MySpace, Facebook, Hi5, Twitter... I could be here all day reciting sites. There are so many platforms to start the blog prostitution it's not even funny. Consider yourself a high class escort of blogs and say things like, "New post!" while including the link to what you've just written.

These tools work, guys. You just have to put in the time and effort, is all.

NUMERO CINCO - FOR THE LOVE OF GOD, DON'T
DO THIS
I'd be lying if I said I didn't fall prey to the whole "Follow me and I'll follow you!" phenomenon when I started blogging.
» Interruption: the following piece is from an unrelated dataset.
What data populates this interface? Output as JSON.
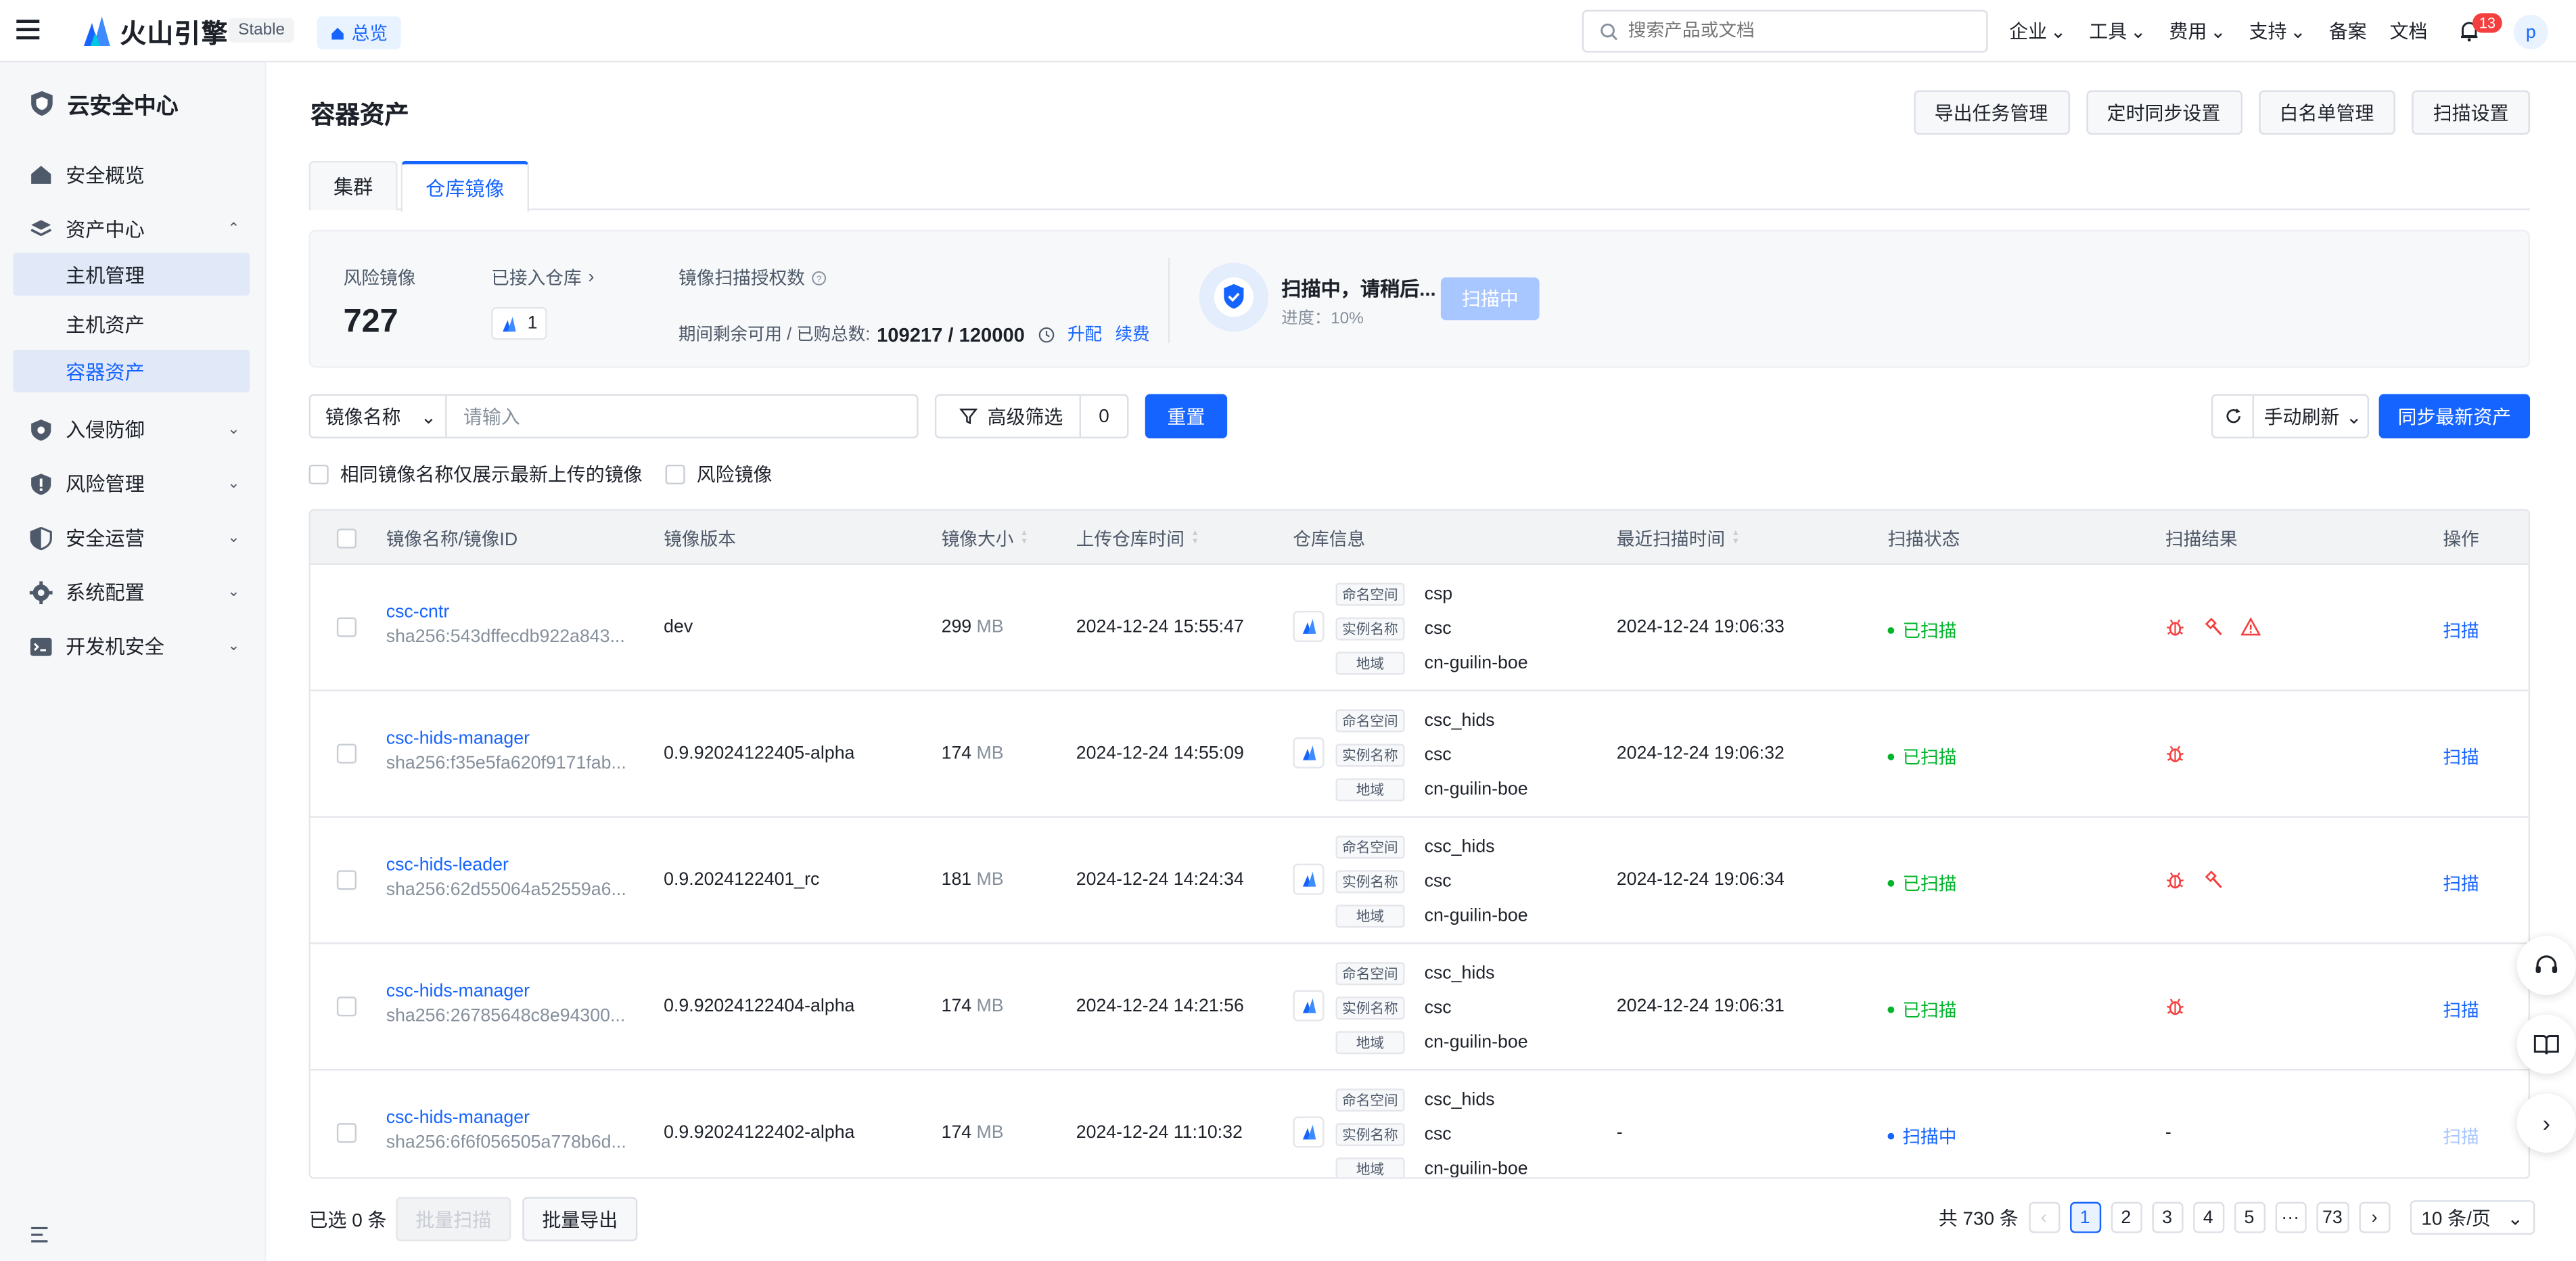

Some dude with a blog about office life asked me to do this and I finally succumbed but then realized I wasn't reading his blog and eventually just unfollowed. I read a lot of blogs but let's face it, I can't follow them all (and neither can you). If I'm following, I'm reading.
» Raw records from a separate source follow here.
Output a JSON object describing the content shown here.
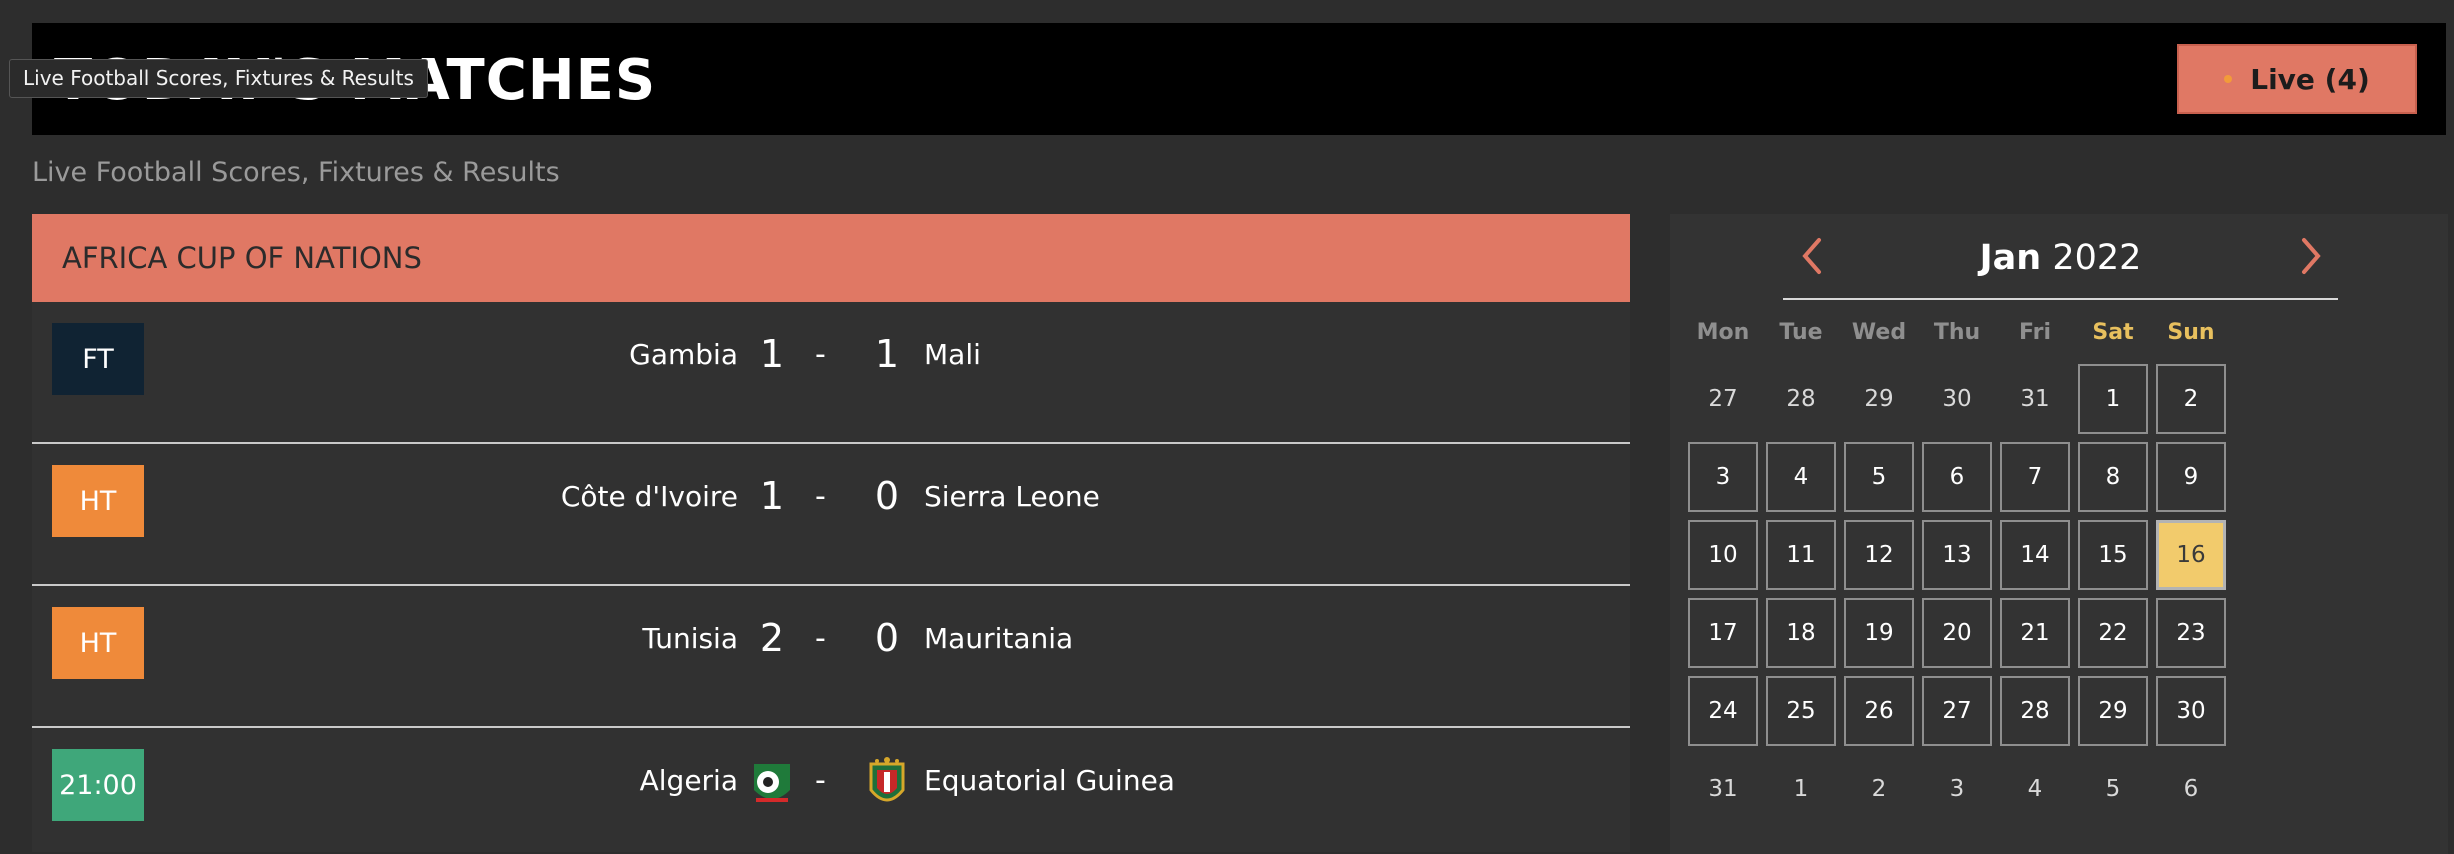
{
  "header": {
    "title": "TODAY'S MATCHES",
    "live_label": "Live (4)",
    "tooltip": "Live Football Scores, Fixtures & Results"
  },
  "subtitle": "Live Football Scores, Fixtures & Results",
  "league": {
    "name": "AFRICA CUP OF NATIONS",
    "matches": [
      {
        "status": "FT",
        "home": "Gambia",
        "home_score": "1",
        "away_score": "1",
        "away": "Mali"
      },
      {
        "status": "HT",
        "home": "Côte d'Ivoire",
        "home_score": "1",
        "away_score": "0",
        "away": "Sierra Leone"
      },
      {
        "status": "HT",
        "home": "Tunisia",
        "home_score": "2",
        "away_score": "0",
        "away": "Mauritania"
      },
      {
        "status": "21:00",
        "home": "Algeria",
        "away": "Equatorial Guinea",
        "separator": "-"
      }
    ]
  },
  "calendar": {
    "month": "Jan",
    "year": "2022",
    "weekdays": [
      "Mon",
      "Tue",
      "Wed",
      "Thu",
      "Fri",
      "Sat",
      "Sun"
    ],
    "selected_day": "16",
    "weeks": [
      [
        "27",
        "28",
        "29",
        "30",
        "31",
        "1",
        "2"
      ],
      [
        "3",
        "4",
        "5",
        "6",
        "7",
        "8",
        "9"
      ],
      [
        "10",
        "11",
        "12",
        "13",
        "14",
        "15",
        "16"
      ],
      [
        "17",
        "18",
        "19",
        "20",
        "21",
        "22",
        "23"
      ],
      [
        "24",
        "25",
        "26",
        "27",
        "28",
        "29",
        "30"
      ],
      [
        "31",
        "1",
        "2",
        "3",
        "4",
        "5",
        "6"
      ]
    ]
  },
  "colors": {
    "accent": "#e07864",
    "ft": "#102333",
    "ht": "#ef8a3a",
    "scheduled": "#3fa77a",
    "selected_day": "#f2cb6c"
  },
  "icons": [
    "chevron-left-icon",
    "chevron-right-icon",
    "live-dot-icon",
    "algeria-crest-icon",
    "equatorial-guinea-crest-icon"
  ]
}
Pressuring someone you don't know to follow your blog is just bad etiquette and if you think you're helping yourself out you're most certainly not.

Now, forcing friends and family to follow your blog or you'll run their cat over, that's fair game. Do it!
NUMERO SEIS - JUST DON'T
Pretty please with a vodka covered cherry on top, do not write like this:

I like goin' 2 tha store b4 is mornin time and gettin chocolate kisses 4 u 2 eat.

We all have our misspelling and grammatical errors and it's only natural that you stumble upon one on a blog. But with this said, writing like a two year old crackhead isn't going to make you famous.

So don't do it. Hmmkay?
IN CONCLUSION
I'm no expert at this whatsoever. I started blogging about four months ago so you're welcome to simply look at this advice and say, "What the fuck do you know?" And you may be right, its probable I don't know shit, but I'm giving ya'll my humble opinion anyway.

If all else fails you can always sell your soul to the devil or make a sex tape with Ricky Martin, but not before me. I saw him first.